Dopo aver bussato più volte senza aver avuto risposta, il proprietario chiamò la polizia di Lucca. Arrivato sul luogo, l’agente Neri Gugliermino si decise a sfondare la porta. Dentro Chet era accasciato sul pavimento. Non era riuscito a trovarsi una vena buona per l’ennesimo buco e aveva fatto un casino.
Venne preso, rilasciato, di nuovo arrestato per richiesta del pubblico ministero locale. “Il processo delle vipere” fece scandalo e si concluse con una condanna a un anno e sette mesi da passare nel carcere di San Giorgio, dentro le mura di Lucca. Durante il dibattimento Chet sputtanò ogni dottore, ogni compagno di buco. Lui era fatto così; anche Halema finì dietro le sbarre.
Chet era famoso, ora lo era ancora di più. Il figlio del direttore del carcere era un fan del jazz e convinse suo padre a fargli avere un permesso speciale: poteva suonare due ore al giorno. La prigione, in fondo, gli stava facendo bene. Si metteva tutti i giorni alla stessa ora vicino alle grate della sua cella e cominciava i suoi esercizi.
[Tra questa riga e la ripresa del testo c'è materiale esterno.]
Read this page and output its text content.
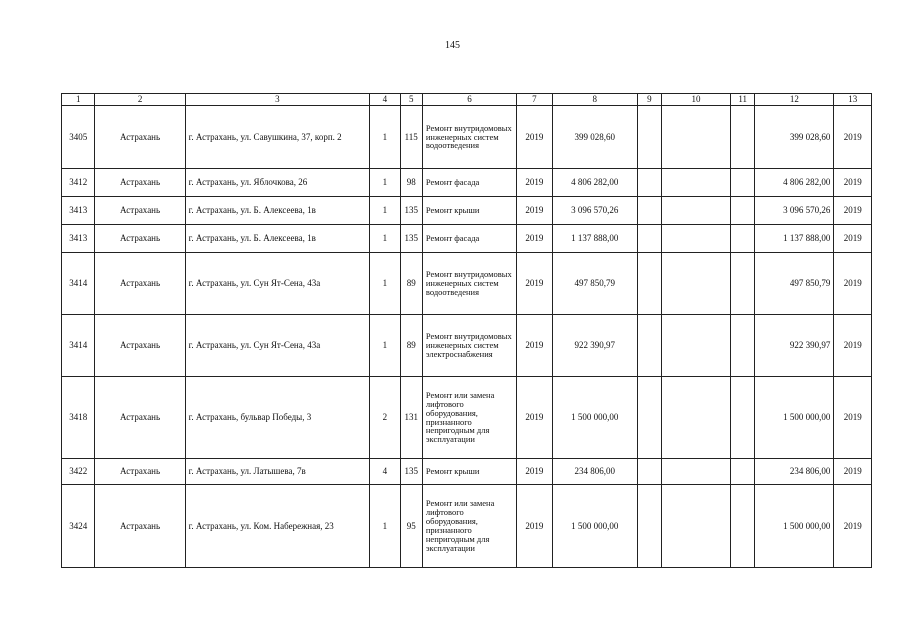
145
1	2	3	4	5	6	7	8	9	10	11	12	13
3405	Астрахань	г. Астрахань, ул. Савушкина, 37, корп. 2	1	115	Ремонт внутридомовых инженерных систем водоотведения	2019	399 028,60				399 028,60	2019
3412	Астрахань	г. Астрахань, ул. Яблочкова, 26	1	98	Ремонт фасада	2019	4 806 282,00				4 806 282,00	2019
3413	Астрахань	г. Астрахань, ул. Б. Алексеева, 1в	1	135	Ремонт крыши	2019	3 096 570,26				3 096 570,26	2019
3413	Астрахань	г. Астрахань, ул. Б. Алексеева, 1в	1	135	Ремонт фасада	2019	1 137 888,00				1 137 888,00	2019
3414	Астрахань	г. Астрахань, ул. Сун Ят-Сена, 43а	1	89	Ремонт внутридомовых инженерных систем водоотведения	2019	497 850,79				497 850,79	2019
3414	Астрахань	г. Астрахань, ул. Сун Ят-Сена, 43а	1	89	Ремонт внутридомовых инженерных систем электроснабжения	2019	922 390,97				922 390,97	2019
3418	Астрахань	г. Астрахань, бульвар Победы, 3	2	131	Ремонт или замена лифтового оборудования, признанного непригодным для эксплуатации	2019	1 500 000,00				1 500 000,00	2019
3422	Астрахань	г. Астрахань, ул. Латышева, 7в	4	135	Ремонт крыши	2019	234 806,00				234 806,00	2019
3424	Астрахань	г. Астрахань, ул. Ком. Набережная, 23	1	95	Ремонт или замена лифтового оборудования, признанного непригодным для эксплуатации	2019	1 500 000,00				1 500 000,00	2019
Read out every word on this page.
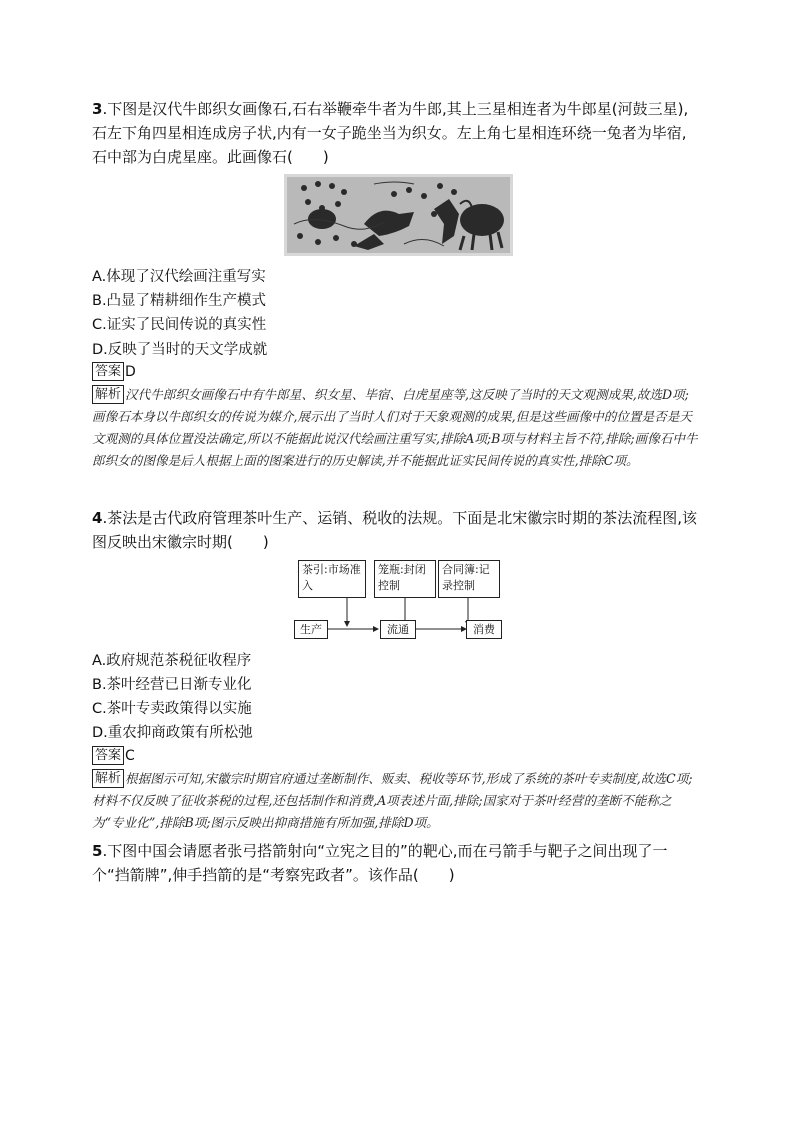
3.下图是汉代牛郎织女画像石,石右举鞭牵牛者为牛郎,其上三星相连者为牛郎星(河鼓三星),石左下角四星相连成房子状,内有一女子跪坐当为织女。左上角七星相连环绕一兔者为毕宿,石中部为白虎星座。此画像石(　　)

A.体现了汉代绘画注重写实

B.凸显了精耕细作生产模式

C.证实了民间传说的真实性

D.反映了当时的天文学成就

答案 D

解析 汉代牛郎织女画像石中有牛郎星、织女星、毕宿、白虎星座等,这反映了当时的天文观测成果,故选D项;画像石本身以牛郎织女的传说为媒介,展示出了当时人们对于天象观测的成果,但是这些画像中的位置是否是天文观测的具体位置没法确定,所以不能据此说汉代绘画注重写实,排除A项;B项与材料主旨不符,排除;画像石中牛郎织女的图像是后人根据上面的图案进行的历史解读,并不能据此证实民间传说的真实性,排除C项。

4.茶法是古代政府管理茶叶生产、运销、税收的法规。下面是北宋徽宗时期的茶法流程图,该图反映出宋徽宗时期(　　)

茶引:市场准入
笼瓶:封闭控制
合同簿:记录控制
生产	流通	消费

A.政府规范茶税征收程序

B.茶叶经营已日渐专业化

C.茶叶专卖政策得以实施

D.重农抑商政策有所松弛

答案 C

解析 根据图示可知,宋徽宗时期官府通过垄断制作、贩卖、税收等环节,形成了系统的茶叶专卖制度,故选C项;材料不仅反映了征收茶税的过程,还包括制作和消费,A项表述片面,排除;国家对于茶叶经营的垄断不能称之为“专业化”,排除B项;图示反映出抑商措施有所加强,排除D项。

5.下图中国会请愿者张弓搭箭射向“立宪之目的”的靶心,而在弓箭手与靶子之间出现了一个“挡箭牌”,伸手挡箭的是“考察宪政者”。该作品(　　)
Una piccola folla, ogni giorno, si radunava sotto quelle finestre per poter sentire quel concerto improvvisato, quelle note spinte fuori le mura dal vento di maestrale. Gli altri detenuti lo adoravano, ansiosi per quelle due ore di magia.
Gli venne concessa una riduzione di pena e poté uscire in tempo per passare il natale con Carol. Halema, tradita e ferita, era già andata via con il loro figlio. Baker tornò a vivere il suo lento e mitico declino. In Italia, nonostante quei giorni, tornerà sempre volentieri.